Stephen Hawking 1960’ların başında 21 yaşındayken tedavisi olmayan Amyotrofik lateral skleroz (ALS) hastalığına yakalandı. Motor nöronların zamanla yüzde seksenini öldürerek sinir sistemini felç eden; ancak beynin zihinsel faaliyetlerine dokunmayan bu hastalık, Hawking’i tekerlekli sandalyede yaşamaya mahkûm etti. Ünlü bilim insanı, 1985 yılından bu yana sesini de yitirmiş olduğu için, koltuğuna yerleştirilmiş, yazıları sese dönüştürebilen bilgisayarı sayesinde insanlarla iletişim kurabiliyordu.

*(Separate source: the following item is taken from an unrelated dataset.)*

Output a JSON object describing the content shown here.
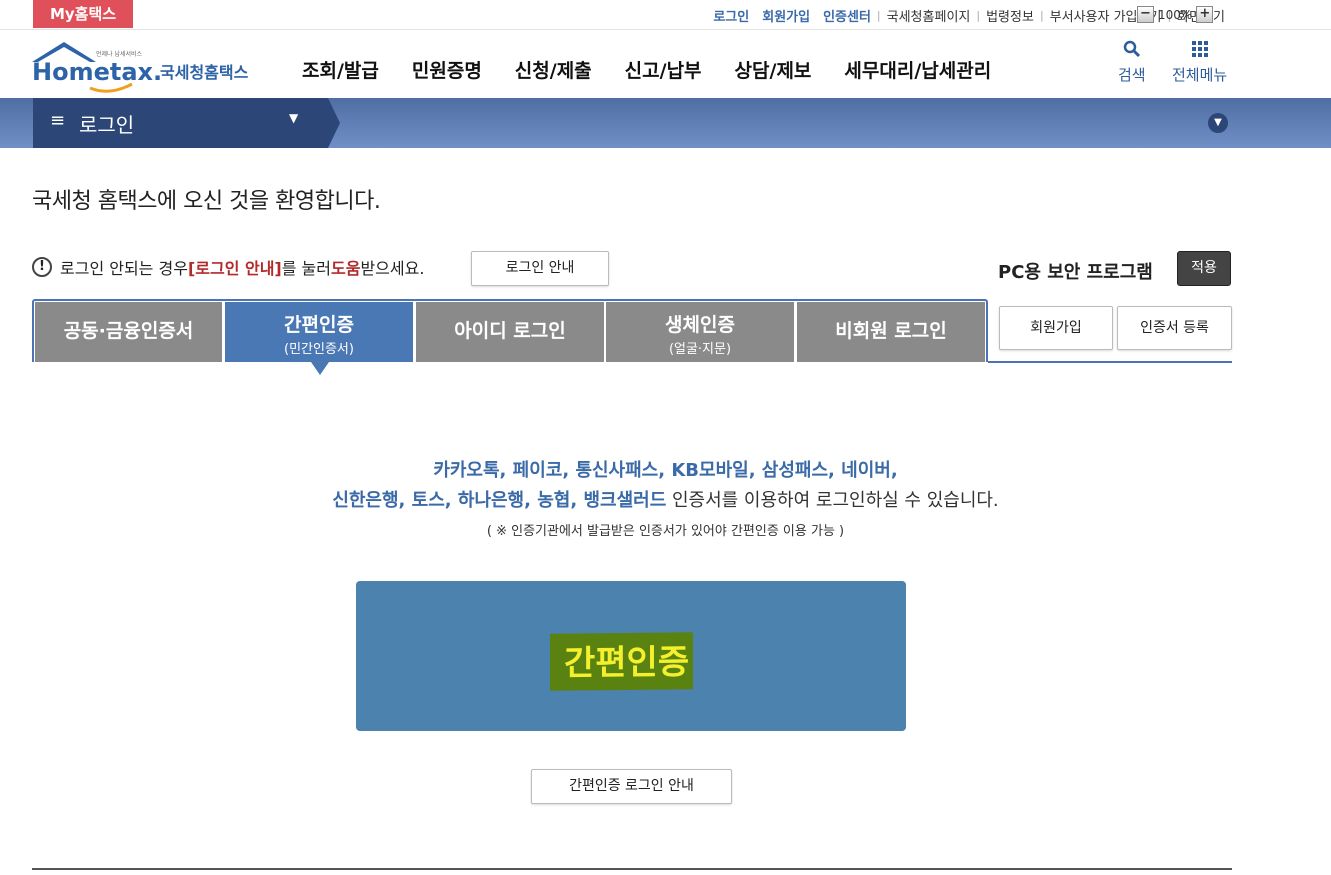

Ünlü fizikçi en son 25 Kasım tarihinde Vatikan’da “Evrenin Kaynağı” başlıklı bir konferans vermiş ve Papa Francis ile görüşmüştü.
Bilim camiasında Albert Einstein’dan sonraki en büyük dahi olarak görülen Stephen Hawking’in araştırmaları 40’ın üzerinde dünya diline çevrilmiştir.